Minggu Biasa XXXI- A 30 Okt 11 (Mat 23:1-12)
BOROK KEHIDUPAN AGAMA?
Rekan-rekan yang budiman,
Suatu ketika kepada orang banyak dan para muridnya Yesus menuturkan sikap
tercela para ahli Taurat dan kaum Farisi (Mat 23:1-12, Injil Minggu Biasa
XXXI tahun A tgl. 30 Oktober 2011). Sekalipun mereka ini memiliki hak untuk
mengajarkan Taurat, janganlah kelakuan mereka diikuti. Mereka membebani
orang dengan ajaran-ajaran tanpa bersedia menjalaninya sendiri. Mereka suka
dipandang sebagai orang saleh, ingin diberi tempat kehormatan di tempat
ibadat, mengharapkan sanjungan di hadapan umum.... Tingkah mereka ini boleh
dikata sudah menjadi karikatur oberagama.
BOROK KEHIDUPAN?
Teks hari ini gampang dipakai untuk melancarkan kritik terhadap para
pemimpin masyarakat khususnya di kalangan para tokoh agama. Tetapi apakah
Injil pertama-tama bertujuan membuka borok-borok kehidupan agama seperti
itu? Seandainya hanya itu, akan lebih menarik bila didatangkan seorang
karyawan pastoran atau biara untuk curhat tiga menit di mimbar sebagai
selingan dalam khotbah. Dia bakal jadi narasumber otentik. Atau bila keadaan
mengizinkan, tayangkan sekaligus video (dengan muka para pembicara
dikelabukan demi anonimitas) mengenai keluhan-keluhan seorang istri atau
seorang suami atau anak terhadap tuntutan yang terasa terlalu besar untuk
menjalankan hidup berumah tangga ideal menurut ajaran Gereja. Peragaan
seperti itu akan lebih seru. Tapi itukah warta Injil hari ini? Rasa-rasanya
bukan. Pewarta sabda tidak diminta menitip-nitipkan kritik ke dalam Injil,
memuatinya dengan nasihat dan seruan moralistis, atau memakainya sebagai
pijakan bercurhat.
DI BAIT ALLAH PADA HARI-HARI TERAKHIR
Ketika Yesus tiba di kota Yerusalem, orang banyak menyambutnya dengan
meriah. Seluruh kota jadi gempar (Mat 21:10). Pada hari itu juga ia datang
di Bait Allah dan menyadarkan orang bahwa rumah doa itu kini telah jadi
sarang "penyamun" (21:12-13).

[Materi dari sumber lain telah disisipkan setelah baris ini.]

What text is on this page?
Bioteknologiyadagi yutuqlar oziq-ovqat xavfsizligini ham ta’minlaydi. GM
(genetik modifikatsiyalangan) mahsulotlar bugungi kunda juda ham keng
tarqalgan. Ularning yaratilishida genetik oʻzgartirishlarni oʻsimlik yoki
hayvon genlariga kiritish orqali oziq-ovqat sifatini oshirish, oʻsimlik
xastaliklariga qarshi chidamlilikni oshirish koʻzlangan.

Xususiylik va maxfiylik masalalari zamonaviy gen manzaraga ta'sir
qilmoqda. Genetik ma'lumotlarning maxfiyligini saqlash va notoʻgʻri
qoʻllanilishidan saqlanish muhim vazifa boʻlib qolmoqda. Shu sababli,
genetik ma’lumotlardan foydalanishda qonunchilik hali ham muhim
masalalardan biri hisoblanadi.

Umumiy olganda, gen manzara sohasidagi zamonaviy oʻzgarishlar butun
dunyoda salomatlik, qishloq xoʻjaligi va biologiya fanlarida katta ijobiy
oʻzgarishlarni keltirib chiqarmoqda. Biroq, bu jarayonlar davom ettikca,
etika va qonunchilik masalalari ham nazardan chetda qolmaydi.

Di situ juga ia menyembuhkan orang-orang buta
dan orang-orang timpang. Imam-imam kepala dan ahli Taurat tidak senang
melihat kepopuleran Yesus di wilayah mereka. Tetapi malam hari itu juga
Yesus ke luar kota dan bermalam di Betania yang terletak di sebelah timur
Yerusalem (21:18). Keesokan harinya ia kembali ke Bait Allah (21:23). Di
situ terjadi serangkai pembicaraan dengan para pemimpin Yahudi yang
mempertanyakan asal kuasa Yesus. Dalam kesempatan inilah ia mengajar dengan
perumpamaan mengenai para penggarap kebun anggur yang mau merebut hasil dan
tanah majikan (21:33-45), perumpamaan para undangan ke perjamuan nikah dan
pakaian pesta (22:1-14). Juga waktu itulah dipaparkan pemecahan masalah
membayar pajak kepada Kaisar (22:15-22), jawaban bagi penolakan orang Saduki
terhadap kebangkitan (22:23-33), dan pengajaran mengenai hukum yang terutama
(22:34-40) dan penjelasan mengenai hubungan antara Yesus dan Daud
(22:41-46). Peristiwa yang disampaikan Injil hari ini terjadi di Bait Allah
juga. Pengajaran ini disusul dengan tujuh kecaman keras terhadap sikap para
ahli Taurat dan orang Farisi termasuk para pemimpin (23:13-36) dan keluhan
terhadap kota Yerusalem (23:34-35). Setelah itu Yesus keluar dari Bait Allah
dan Injil Matius mulai menceritakan pengajaran Yesus mengenai akhir zaman
(24:1-25:46). Ini semua terjadi dua hari ia ditangkap untuk disalibkan dua
hari menjelang Paskah orang Yahudi (26:2).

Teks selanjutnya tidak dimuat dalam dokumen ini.